La creencia popular dicta que quienes compran SUV son señoras a quienes les gusta conducir un vehículo donde se sientan seguras.
Pero, sea eso cierto o no, las ventas de este modelo recientemente empezaron a descender de forma dramática en Estados Unidos sin una razón aparente. Pronto las armadoras detectaron que sí existía un motivo: el precio del combustible.
A ningún usuario le agrada que el rendimiento de su auto sea un problema, sobre todo ahora que la gasolina –parece ser– no tendrá marcha atrás en su escalada en el precio. Por ello, la respuesta de las armadoras no se hizo esperar. ¿El resultado? Hoy ya circulan camionetas SUV más eficientes, pues emplean motores de alto rendimiento (pero de sólo cuatro o seis cilindros), con lo que detuvieron así su caída en las ventas.
La situación estadounidense nunca atravesó hacia el sur del río Bravo; no obstante, los retos de la industria para conservar la lealtad de los clientes son evidentes: ofrecer constantes innovaciones y proporcionar una excelente relación precio-rendimiento.
Por el carril de la innovación Así como las SUV enfrentaron el reto con un motor de mayor rendimiento, las armadoras presentan novedades para hacer frente a la cuestión ambiental y a los altos costos de la gasolina. Por lo pronto, en México ya se han lanzado coche con motor a diesel y se espera que en los próximos años los automóviles híbridos hagan crecer al mercado.
“El cliente mexicano es cada día más exigente” afirmó Ralf J. Berckhan, director de Estrategia comercial y mercadotecnia de Volkswagen durante la presentación del GTI en el mercado mexicano, y agregó: “El objetivo es ampliar nuestra oferta de productos.

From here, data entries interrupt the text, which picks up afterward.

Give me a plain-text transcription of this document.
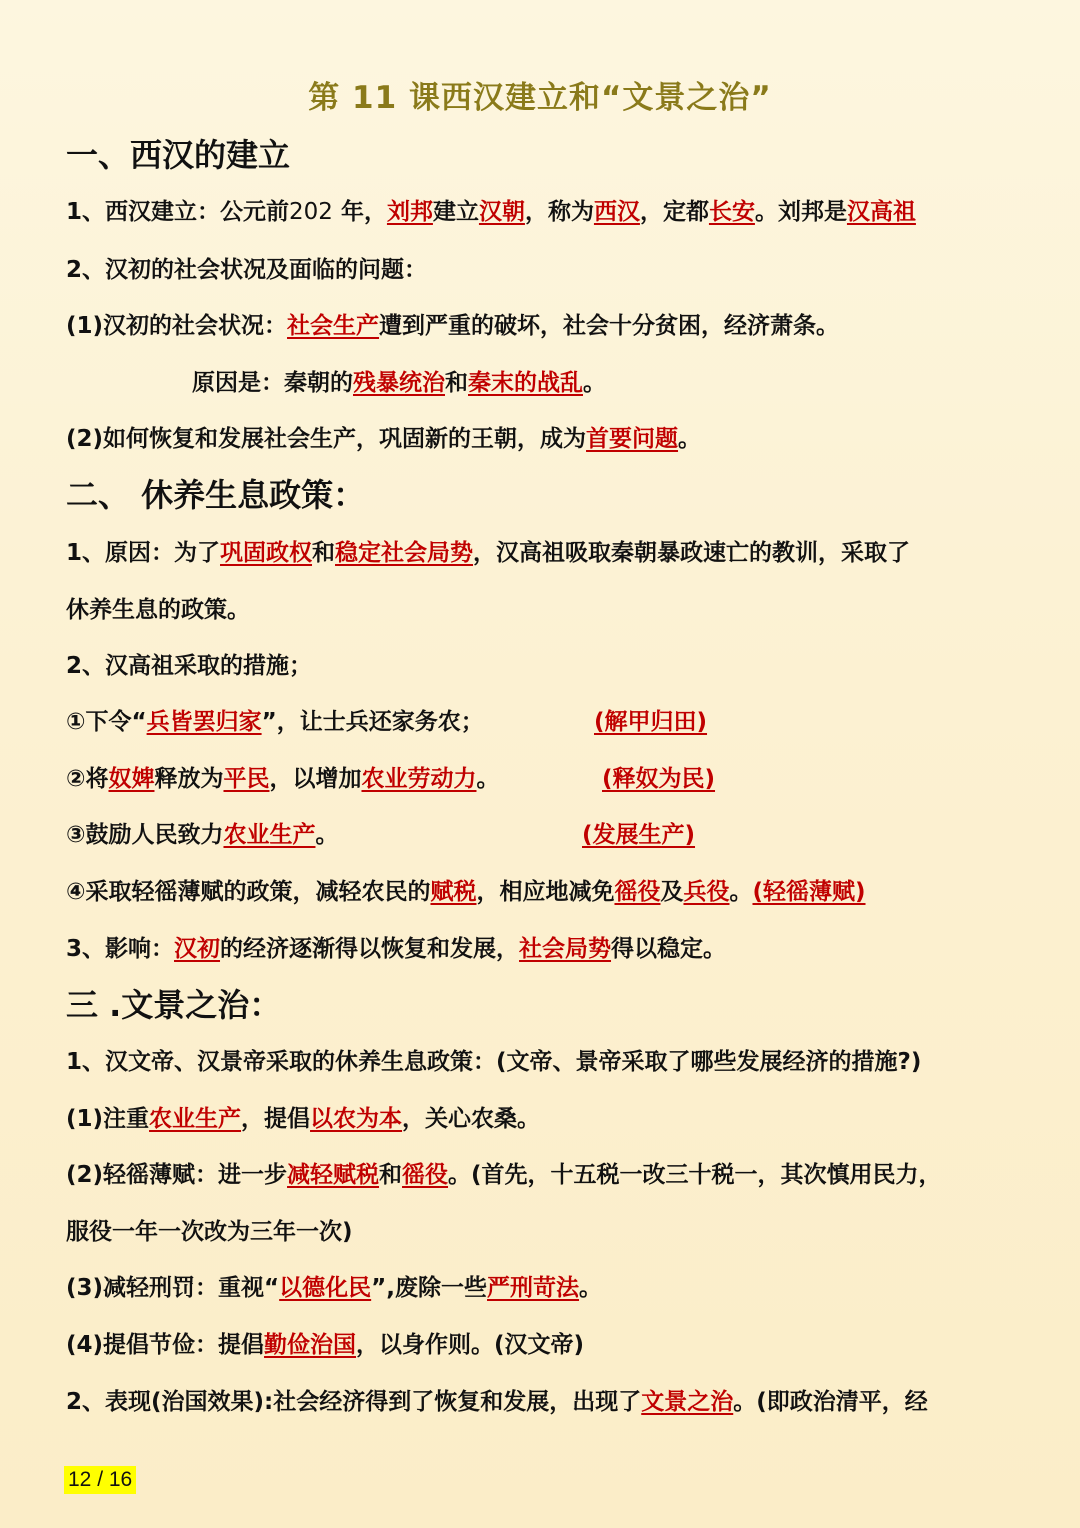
第 11 课西汉建立和“文景之治”
一、西汉的建立
1、西汉建立：公元前202 年，刘邦建立汉朝，称为西汉，定都长安。刘邦是汉高祖
2、汉初的社会状况及面临的问题：
(1)汉初的社会状况：社会生产遭到严重的破坏，社会十分贫困，经济萧条。
原因是：秦朝的残暴统治和秦末的战乱。
(2)如何恢复和发展社会生产，巩固新的王朝，成为首要问题。
二、 休养生息政策：
1、原因：为了巩固政权和稳定社会局势，汉高祖吸取秦朝暴政速亡的教训，采取了
休养生息的政策。
2、汉高祖采取的措施；
①下令“兵皆罢归家”，让士兵还家务农；	(解甲归田)
②将奴婢释放为平民，以增加农业劳动力。	(释奴为民)
③鼓励人民致力农业生产。	(发展生产)
④采取轻徭薄赋的政策，减轻农民的赋税，相应地减免徭役及兵役。(轻徭薄赋)
3、影响：汉初的经济逐渐得以恢复和发展，社会局势得以稳定。
三 .文景之治：
1、汉文帝、汉景帝采取的休养生息政策：(文帝、景帝采取了哪些发展经济的措施?)
(1)注重农业生产，提倡以农为本，关心农桑。
(2)轻徭薄赋：进一步减轻赋税和徭役。(首先，十五税一改三十税一，其次慎用民力，
服役一年一次改为三年一次)
(3)减轻刑罚：重视“以德化民”,废除一些严刑苛法。
(4)提倡节俭：提倡勤俭治国，以身作则。(汉文帝)
2、表现(治国效果):社会经济得到了恢复和发展，出现了文景之治。(即政治清平，经
12 / 16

Tenemos un Pointer de 85,000 pesos (el tercer auto más vendido en México), pero también hay un nivel de clientes que quiere este tipo de coche y que no tiene problema en pagar 300,000 pesos”. Para el directivo, los segmentos superiores de la población son leales si les son satisfechas sus demandas: deseo de deportividad, de rebeldía o de comodidad para la familia: “Hay un segmento en el que no importa la devaluación: siempre comprará; pero hay otro que se ve afectado cuando hay fluctuaciones.
Este año, por ejemplo, las empresas trajeron modelos de bajo precio”. ¿Hay mercado para todos? Sin duda. El segmento de los subcompactos suma 87% del total, y alcanza el 90% si se le suman los SUV. El resto corresponde a los autos de lujo, superlujo y deportivos, sectores que en términos generales están creciendo. De hecho, México puede crecer en ventas en todos sus vehículos, pues es un mercado nuevo. El precio-rendimiento lo es todo El gran reto para la comercialización es la lealtad a la marca.
¿Cómo hacer que el consumidor no se vaya con otra firma porque los costos son muy altos? Podrán existir muchísimos indicadores, pero la realidad mexicana se basa en uno: el poder adquisitivo.
Por ello, la relación precio-rendimiento se vuelve crucial: no es lo mismo comprar un Pointer City, cuya principal característica es el ahorro de la gasolina, que un GTI, deportivo y con potencia. Berckhan enfatiza: “Hay modelos que no son de volumen, pero que significan mucho por la lealtad de los consumidores. Vendemos 150,000 autos al año, y pretendemos colocar entre 800 y 1,000 GTI. Son sólo 1 millar contra 149,000”.
¿Vale la pena? Desde luego: el cliente siempre agradece la presencia de la marca y la paga con lealtad.